The policy measures associated with an innovation driven economy are now emerging. For example, a recent CD Howe study on venture capital confirms that VC enhances innovation, but that is particularly true of private and institutional VC, which should be encouraged. There are also proposals to enhance and make more effective industrial R&D through both direct grants and better use of tax credits.

It is also widely understood that the promotion of an innovation-driven economy is to a large degree about geography. Innovation is more likely to occur in geographically limited spaces, often referred to as clusters. Entrepreneurial-driven clusters rely on a variety of institutions — including universities, private business, NGOs, business incubators and venture capital. It is strong and effective clusters that help create, retain, and attract new high growth ventures.

Consider the case of Ithaca, a college town in upstate New York, and home to my alma mater, Cornell University. A recent study from the Kauffman Foundation reports that on a per-capita basis Ithaca produced more founders of high growth start-ups than any other US city but one.
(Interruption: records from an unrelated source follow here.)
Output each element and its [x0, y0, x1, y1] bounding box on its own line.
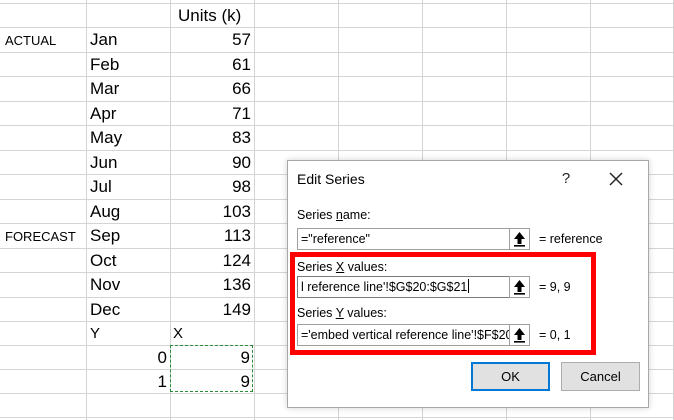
cancel-button[interactable]: Cancel	[561, 362, 640, 391]
units-cell[interactable]: 149	[170, 298, 251, 322]
units-header[interactable]: Units (k)	[178, 4, 241, 28]
month-cell[interactable]: Aug	[90, 200, 120, 224]
close-button[interactable]	[606, 169, 626, 189]
units-cell[interactable]: 83	[170, 126, 251, 150]
month-cell[interactable]: Jan	[90, 28, 117, 52]
series-name-input[interactable]: ="reference"	[297, 228, 510, 250]
units-cell[interactable]: 113	[170, 224, 251, 248]
edit-series-dialog: Edit Series ? Series name: ="reference" …	[287, 160, 649, 408]
range-selection-marquee	[170, 345, 253, 392]
month-cell[interactable]: Jun	[90, 151, 117, 175]
series-name-result: = reference	[539, 232, 603, 246]
actual-label[interactable]: ACTUAL	[5, 29, 56, 53]
units-cell[interactable]: 98	[170, 175, 251, 199]
collapse-dialog-icon	[514, 232, 525, 247]
series-name-ref-button[interactable]	[509, 228, 530, 250]
month-cell[interactable]: Jul	[90, 175, 112, 199]
units-cell[interactable]: 124	[170, 249, 251, 273]
month-cell[interactable]: Apr	[90, 102, 116, 126]
month-cell[interactable]: Feb	[90, 53, 119, 77]
help-button[interactable]: ?	[556, 169, 576, 189]
units-cell[interactable]: 90	[170, 151, 251, 175]
month-cell[interactable]: Dec	[90, 298, 120, 322]
ok-button[interactable]: OK	[471, 362, 550, 391]
month-cell[interactable]: Oct	[90, 249, 116, 273]
y-value-cell[interactable]: 0	[86, 346, 167, 370]
units-cell[interactable]: 66	[170, 77, 251, 101]
month-cell[interactable]: Mar	[90, 77, 119, 101]
column-divider	[254, 0, 255, 420]
units-cell[interactable]: 61	[170, 53, 251, 77]
series-name-label: Series name:	[297, 208, 371, 222]
y-value-cell[interactable]: 1	[86, 370, 167, 394]
units-cell[interactable]: 71	[170, 102, 251, 126]
row-divider	[0, 417, 674, 418]
units-cell[interactable]: 136	[170, 273, 251, 297]
forecast-label[interactable]: FORECAST	[5, 225, 76, 249]
month-cell[interactable]: May	[90, 126, 122, 150]
units-cell[interactable]: 57	[170, 28, 251, 52]
y-header[interactable]: Y	[90, 322, 100, 346]
month-cell[interactable]: Nov	[90, 273, 120, 297]
row-divider	[0, 3, 674, 4]
dialog-title: Edit Series	[297, 171, 365, 187]
x-header[interactable]: X	[173, 322, 183, 346]
month-cell[interactable]: Sep	[90, 224, 120, 248]
close-icon	[609, 172, 623, 186]
annotation-highlight-box	[290, 252, 596, 355]
units-cell[interactable]: 103	[170, 200, 251, 224]
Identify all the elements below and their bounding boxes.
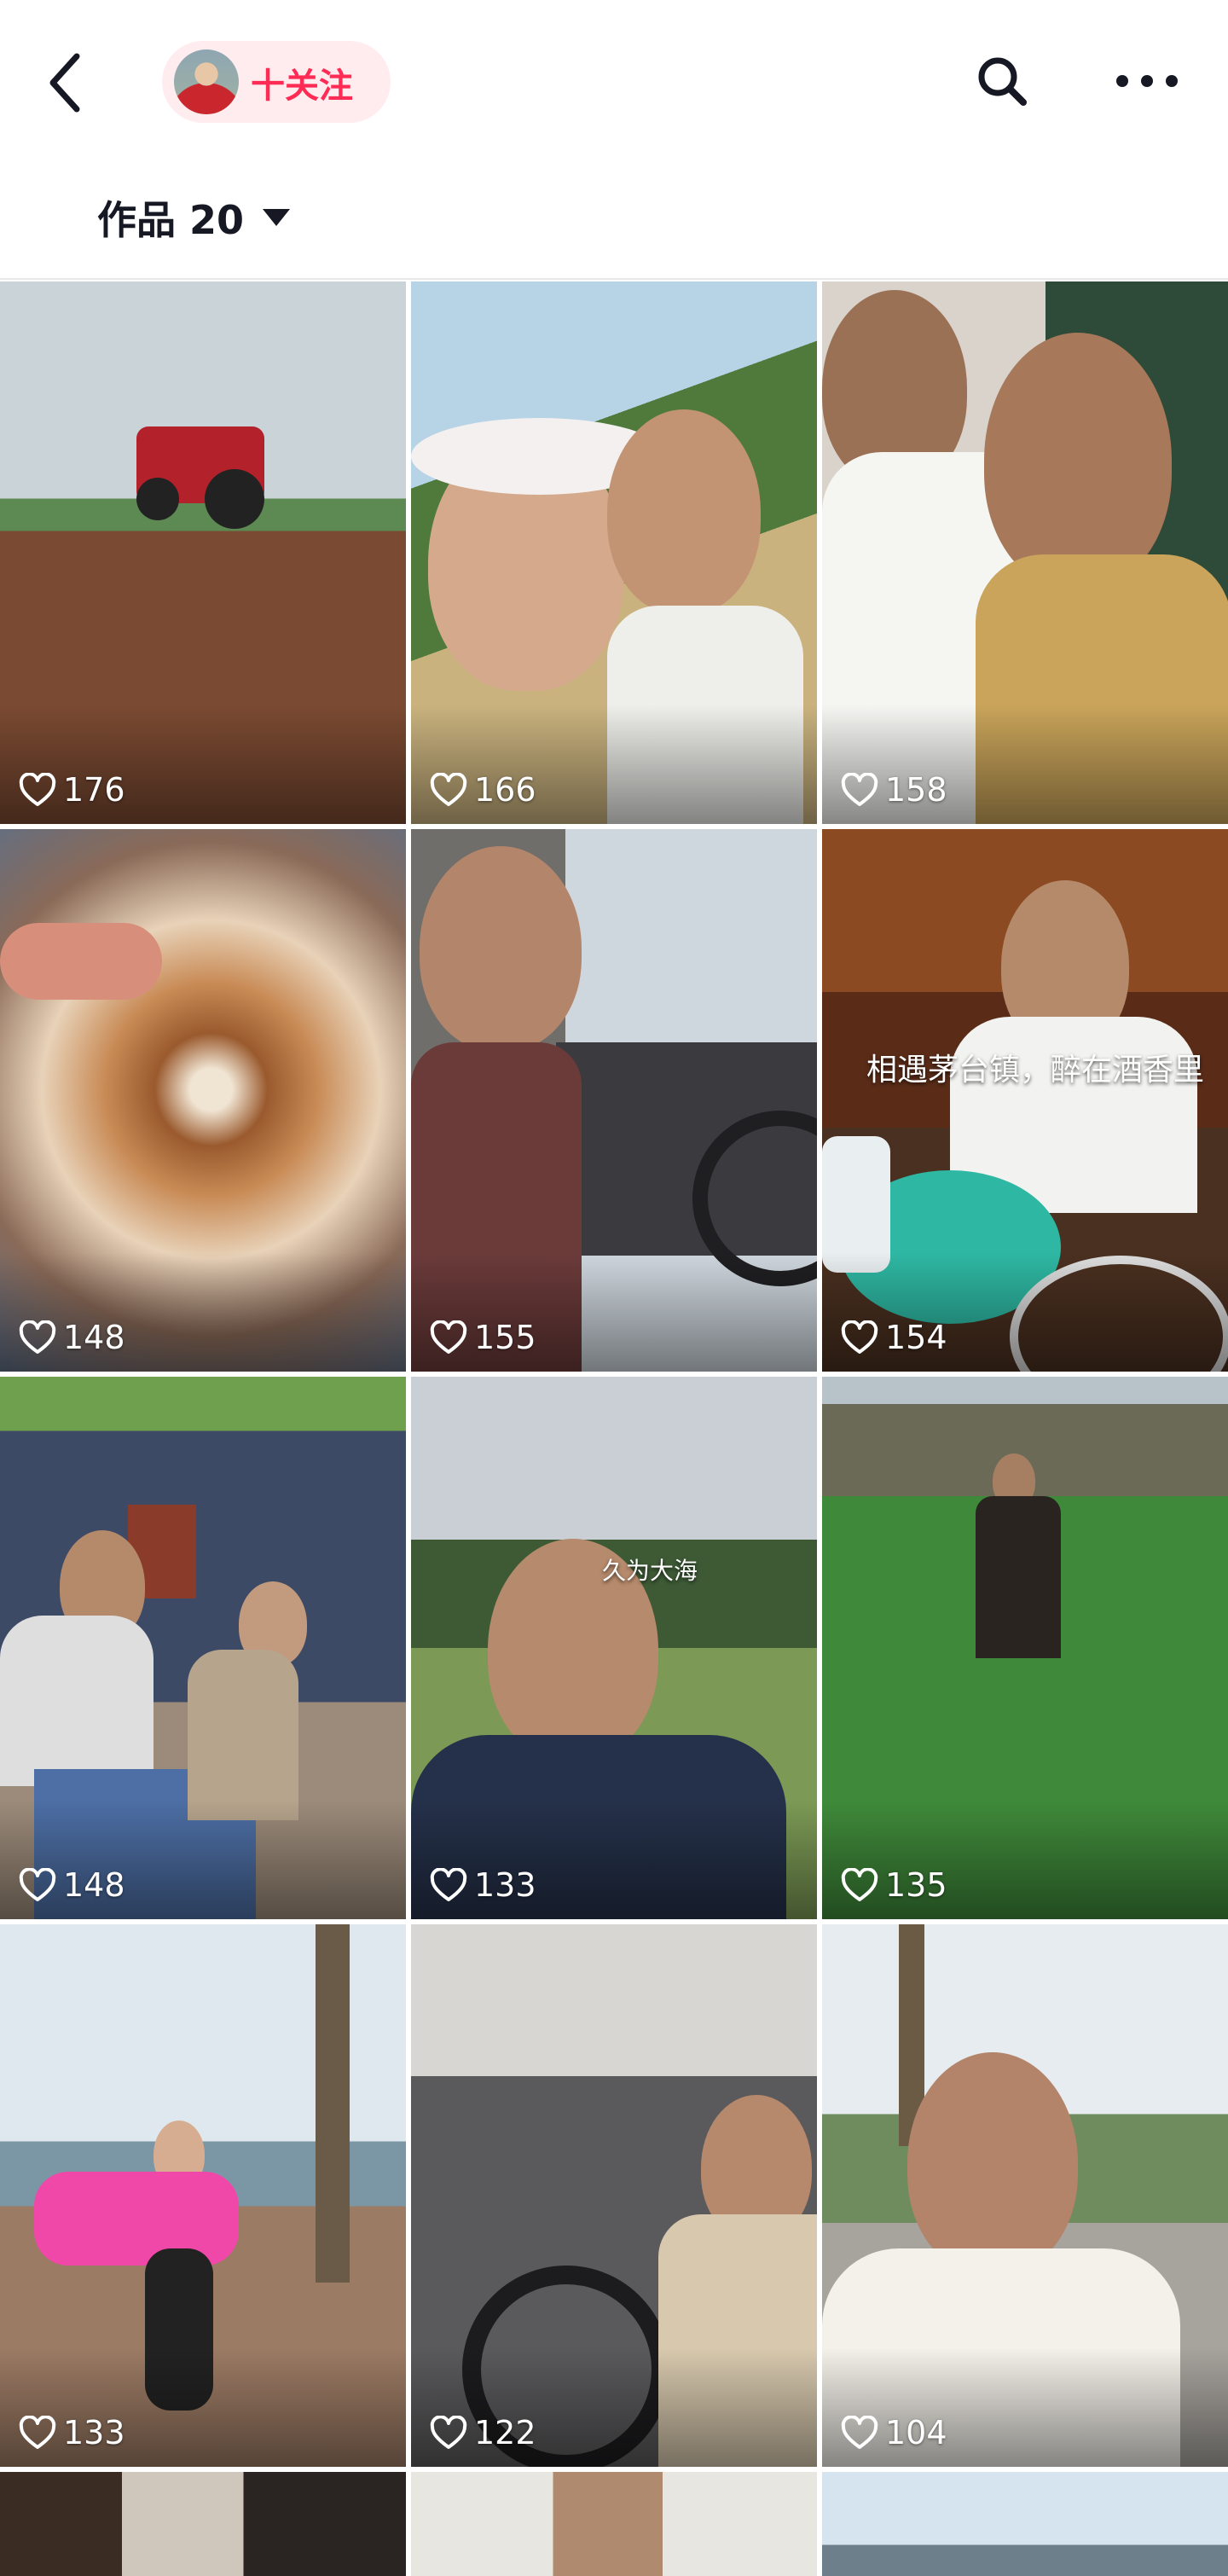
video-thumbnail[interactable]: 122 [411, 1924, 817, 2467]
video-caption: 相遇茅台镇，醉在酒香里 [866, 1053, 1204, 1088]
top-bar: 十关注 [0, 0, 1228, 162]
video-thumbnail[interactable] [411, 2472, 817, 2576]
like-count: 148 [19, 1866, 125, 1904]
like-count: 155 [430, 1319, 536, 1356]
video-thumbnail[interactable] [822, 2472, 1228, 2576]
thumbnail-image [411, 2472, 817, 2576]
heart-icon [430, 1320, 467, 1354]
video-thumbnail[interactable]: 148 [0, 1377, 406, 1919]
back-arrow-icon[interactable] [41, 44, 92, 121]
heart-icon [19, 2416, 56, 2449]
video-thumbnail[interactable]: 148 [0, 829, 406, 1372]
follow-button[interactable]: 十关注 [162, 41, 391, 123]
heart-icon [841, 1320, 878, 1354]
video-grid: 176 166 158 148 155 相遇茅台镇，醉在酒香里 154 148 … [0, 281, 1228, 2576]
heart-icon [19, 1320, 56, 1354]
like-count: 176 [19, 771, 125, 809]
video-thumbnail[interactable]: 135 [822, 1377, 1228, 1919]
search-icon[interactable] [972, 51, 1032, 111]
video-thumbnail[interactable]: 相遇茅台镇，醉在酒香里 154 [822, 829, 1228, 1372]
follow-label: 十关注 [251, 67, 353, 106]
like-count-value: 133 [474, 1866, 536, 1904]
video-thumbnail[interactable]: 155 [411, 829, 817, 1372]
heart-icon [430, 773, 467, 806]
like-count: 135 [841, 1866, 947, 1904]
tree-trunk [316, 1924, 350, 2283]
like-count-value: 176 [63, 771, 125, 809]
like-count-value: 166 [474, 771, 536, 809]
video-thumbnail[interactable]: 176 [0, 281, 406, 824]
shirt [0, 1616, 154, 1786]
like-count-value: 154 [885, 1319, 947, 1356]
jacket [976, 1496, 1061, 1658]
video-thumbnail[interactable]: 久为大海 133 [411, 1377, 817, 1919]
video-thumbnail[interactable]: 166 [411, 281, 817, 824]
heart-icon [19, 1868, 56, 1901]
avatar[interactable] [174, 49, 239, 114]
like-count: 148 [19, 1319, 125, 1356]
like-count: 158 [841, 771, 947, 809]
like-count-value: 133 [63, 2414, 125, 2451]
video-thumbnail[interactable]: 133 [0, 1924, 406, 2467]
like-count-value: 158 [885, 771, 947, 809]
like-count-value: 148 [63, 1319, 125, 1356]
heart-icon [430, 2416, 467, 2449]
pink-jacket [34, 2172, 239, 2266]
like-count: 122 [430, 2414, 536, 2451]
tractor-wheel [136, 478, 179, 520]
like-count: 133 [19, 2414, 125, 2451]
person [984, 333, 1172, 589]
like-count-value: 148 [63, 1866, 125, 1904]
like-count-value: 155 [474, 1319, 536, 1356]
finger [0, 923, 162, 1000]
caret-down-icon [263, 209, 291, 226]
video-thumbnail[interactable]: 104 [822, 1924, 1228, 2467]
like-count-value: 135 [885, 1866, 947, 1904]
tab-works[interactable]: 作品 20 [97, 188, 291, 247]
like-count: 154 [841, 1319, 947, 1356]
heart-icon [430, 1868, 467, 1901]
video-caption: 久为大海 [601, 1557, 698, 1585]
video-thumbnail[interactable]: 158 [822, 281, 1228, 824]
video-thumbnail[interactable] [0, 2472, 406, 2576]
heart-icon [841, 2416, 878, 2449]
divider [0, 278, 1228, 280]
thumbnail-image [0, 2472, 406, 2576]
person [420, 846, 582, 1051]
more-options-icon[interactable] [1109, 51, 1185, 111]
like-count-value: 104 [885, 2414, 947, 2451]
tab-works-label: 作品 20 [97, 197, 245, 243]
like-count: 104 [841, 2414, 947, 2451]
jacket [188, 1650, 298, 1820]
tractor-wheel [205, 469, 264, 529]
like-count-value: 122 [474, 2414, 536, 2451]
heart-icon [841, 1868, 878, 1901]
thumbnail-image [822, 2472, 1228, 2576]
like-count: 133 [430, 1866, 536, 1904]
heart-icon [19, 773, 56, 806]
person [607, 409, 761, 614]
heart-icon [841, 773, 878, 806]
person [907, 2052, 1078, 2274]
like-count: 166 [430, 771, 536, 809]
The founders were typically graduates of Cornell (contrary to popular mythology, most founders in the study are not college dropouts).

However, not one of those businesses is located in Ithaca, all having moved to locations where there was access to a more diversified set of resources.

Similarly, other university towns in the United States have seen large net outflows of high-growth company founders because they lacked the cluster strength to retain them. On the other hand, cities like New York, San Francisco and Boston have — in building strong, supportive clusters — been able to retain existing firms and attract new ones.

Vancouver, of course, is not Ithaca; but neither is it Boston nor San Francisco. If we are to foster the founding of successful high growth, knowledge-based, and opportunity-driven start-ups like HootSuite, and I believe we must, we must work toward creating the conditions that will encourage them to stay and grow.

Daniel Shapiro is dean and Lohn Foundation professor at Simon Fraser University’s Beedie School of Business.